The tricky economics of all-you-can-eat buffets

 

“We analyzed the prices of 30 all-you-can-eat buffets across the country, taking into account a variety of factors: Geographic region, size of the buffet (independent vs. chain), time of day (lunch vs. dinner), day of the week (weekday vs. weekend), and age (children and seniors often get discounted rates).”

 

Old fogies the politically correct label “senior citizens” tend to not eat as much as younger folks. Thus the discount for them. Despite being an outstanding specimen that still arouses lustful desires in females as young as their 20s my adventures as an old fart in his 60s offers proof that elders do eat less. My input level is drastically less than it used to be. Less than half!!

Thus the huge decline in my buffet dining. Even with the discount the small amount I can shovel in does not make buffet dining a dollar-wise choice.

I will relate a buffet dining experience back in the 1980s when I could still consume copious quantities of vittles. I had heard that a Concord, California Chinese food all you can eat buffet had tasty food so, after work, having purposefully skipped lunch, I entered and peered at the troughs full of food. Looked good and smelled good so I checked the price and it seemed reasonable to me so the plate grabbing began.

Lots of variety so I sampled all the looked and smelled good. Doing that took three plates full of food. Follow-up trips grabbed the items I thought tastiest. It took two more plates to perform that function. With room in the tummy remaining I grabbed another plate and filled it full of my three most favored items.
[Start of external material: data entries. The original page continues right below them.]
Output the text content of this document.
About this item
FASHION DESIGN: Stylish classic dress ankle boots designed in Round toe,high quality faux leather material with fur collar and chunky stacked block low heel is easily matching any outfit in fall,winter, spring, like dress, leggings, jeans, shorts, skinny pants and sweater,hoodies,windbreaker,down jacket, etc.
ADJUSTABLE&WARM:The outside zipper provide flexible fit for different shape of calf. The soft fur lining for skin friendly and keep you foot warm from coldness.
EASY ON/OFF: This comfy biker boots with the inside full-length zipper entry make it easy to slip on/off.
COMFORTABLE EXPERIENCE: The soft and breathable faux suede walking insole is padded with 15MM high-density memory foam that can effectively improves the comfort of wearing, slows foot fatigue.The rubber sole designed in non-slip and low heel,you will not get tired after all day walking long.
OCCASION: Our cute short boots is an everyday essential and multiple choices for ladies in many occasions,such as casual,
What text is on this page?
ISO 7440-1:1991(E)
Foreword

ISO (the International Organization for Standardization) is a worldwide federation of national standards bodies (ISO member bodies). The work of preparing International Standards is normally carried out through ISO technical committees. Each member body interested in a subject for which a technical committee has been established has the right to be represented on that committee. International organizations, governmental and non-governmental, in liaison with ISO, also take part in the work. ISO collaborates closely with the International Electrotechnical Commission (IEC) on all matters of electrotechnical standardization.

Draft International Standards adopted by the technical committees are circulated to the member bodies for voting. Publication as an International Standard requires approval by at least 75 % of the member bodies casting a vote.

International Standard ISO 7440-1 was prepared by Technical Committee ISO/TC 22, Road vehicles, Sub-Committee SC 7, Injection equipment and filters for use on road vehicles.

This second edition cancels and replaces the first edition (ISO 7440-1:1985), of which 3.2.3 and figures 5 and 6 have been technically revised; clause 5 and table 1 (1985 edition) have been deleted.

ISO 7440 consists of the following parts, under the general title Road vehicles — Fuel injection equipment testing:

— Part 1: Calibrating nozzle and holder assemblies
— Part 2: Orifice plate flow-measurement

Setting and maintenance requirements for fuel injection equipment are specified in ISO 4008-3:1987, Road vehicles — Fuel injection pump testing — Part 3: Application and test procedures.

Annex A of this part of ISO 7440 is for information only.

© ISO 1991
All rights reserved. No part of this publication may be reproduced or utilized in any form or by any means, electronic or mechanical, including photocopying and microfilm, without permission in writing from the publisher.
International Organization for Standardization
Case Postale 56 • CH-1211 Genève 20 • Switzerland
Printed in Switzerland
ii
With a little room remaining a final trip took a small portion of my favored delights and I sat down to finish my venture.

That last plate triggered a reaction from the folks operating the place. I saw the gal who had been sitting behind the register walking in front of three Chinese males wearing the white garb of chefs and they were headed for me. Watching in wonderment the four folks stopped next to the booth I was sitting at and the three guys bowed a couple time with BIG smiles on their faces. Wondering what the heck was going on I asked the gal if they were mad at my eating so much but were displaying the typical Chinese politeness instead of the overt anger Westerners use.
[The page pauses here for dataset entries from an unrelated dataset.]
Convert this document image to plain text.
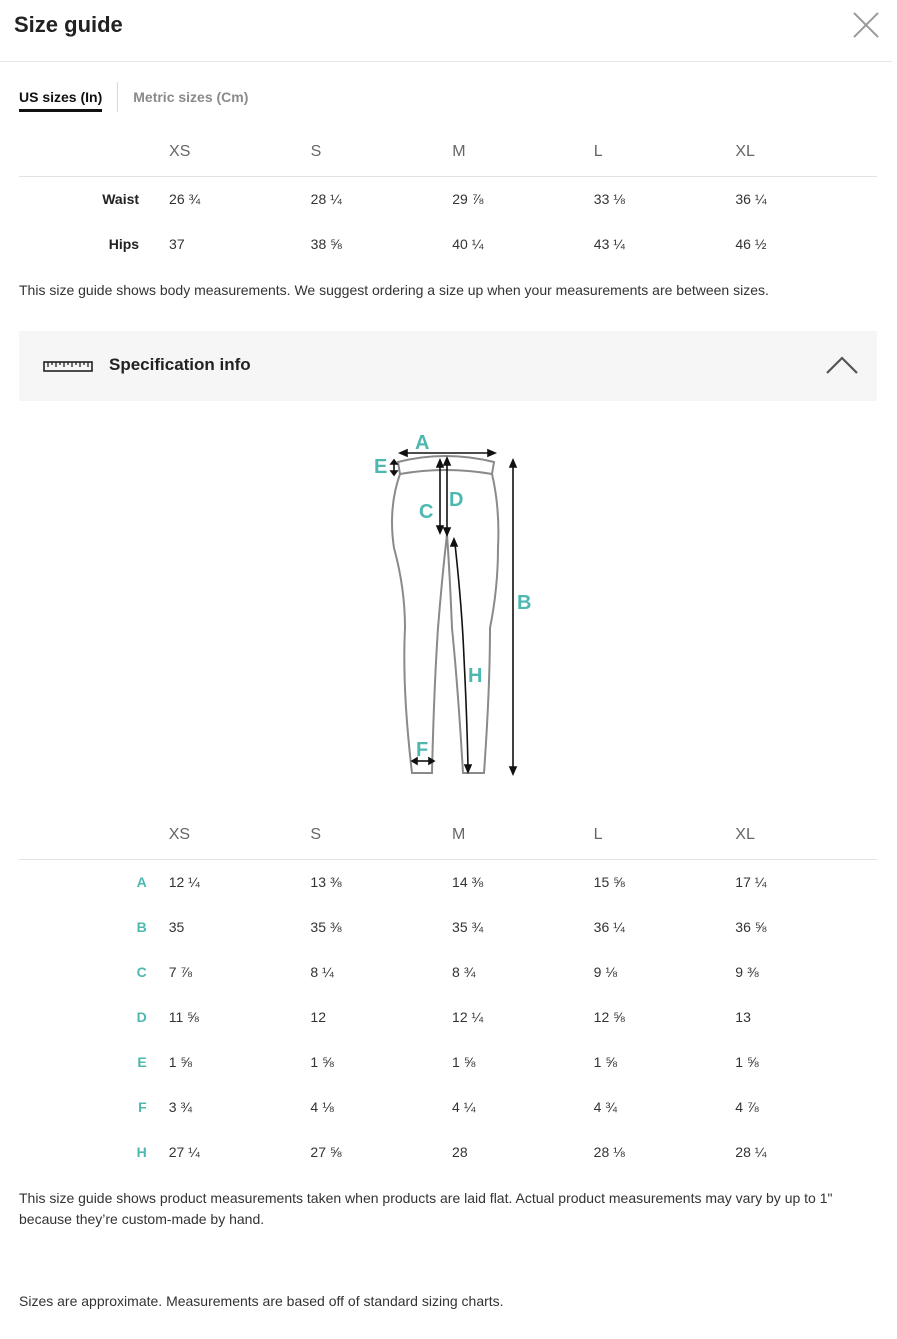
Size guide
US sizes (In) Metric sizes (Cm)
	XS	S	M	L	XL
Waist	26 ¾	28 ¼	29 ⅞	33 ⅛	36 ¼
Hips	37	38 ⅝	40 ¼	43 ¼	46 ½
This size guide shows body measurements. We suggest ordering a size up when your measurements are between sizes.
Specification info
A
B
C
D
E
F
H
	XS	S	M	L	XL
A	12 ¼	13 ⅜	14 ⅜	15 ⅝	17 ¼
B	35	35 ⅜	35 ¾	36 ¼	36 ⅝
C	7 ⅞	8 ¼	8 ¾	9 ⅛	9 ⅜
D	11 ⅝	12	12 ¼	12 ⅝	13
E	1 ⅝	1 ⅝	1 ⅝	1 ⅝	1 ⅝
F	3 ¾	4 ⅛	4 ¼	4 ¾	4 ⅞
H	27 ¼	27 ⅝	28	28 ⅛	28 ¼
This size guide shows product measurements taken when products are laid flat. Actual product measurements may vary by up to 1" because they’re custom-made by hand.
Sizes are approximate. Measurements are based off of standard sizing charts.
The Chinese lass smiled and declared that they were far from angry. Nope. They were honored and pleased that a customer had eaten such an immense amount. I told her I was almost full and that this was the last plate. She stated that I was welcome to have more. Damn. I was as full as could be and my body would rebel if I tried but I was happy that I had made those guys so damn happy. I told the chefs/cooks how delicious it all was and was among the finest Chinese-style food I had eaten anywhere. And that was the truth!!! It was really good stuff. The gal translated my words and the guys jabbered among themselves and sent a few more bows my way before heading back to the kitchen.

Alas, that was then. Now… no way I could eat more than, perhaps, two plates at most before my body rebelled. A basic fact of life. Another alas. I have not found any Chinese food place in my area atop the Ozark Plateau that comes anywhere near the quality of that Concord, CA place. All I have now are ancient memories of quality Chinese-style food prepared in a succulent manner.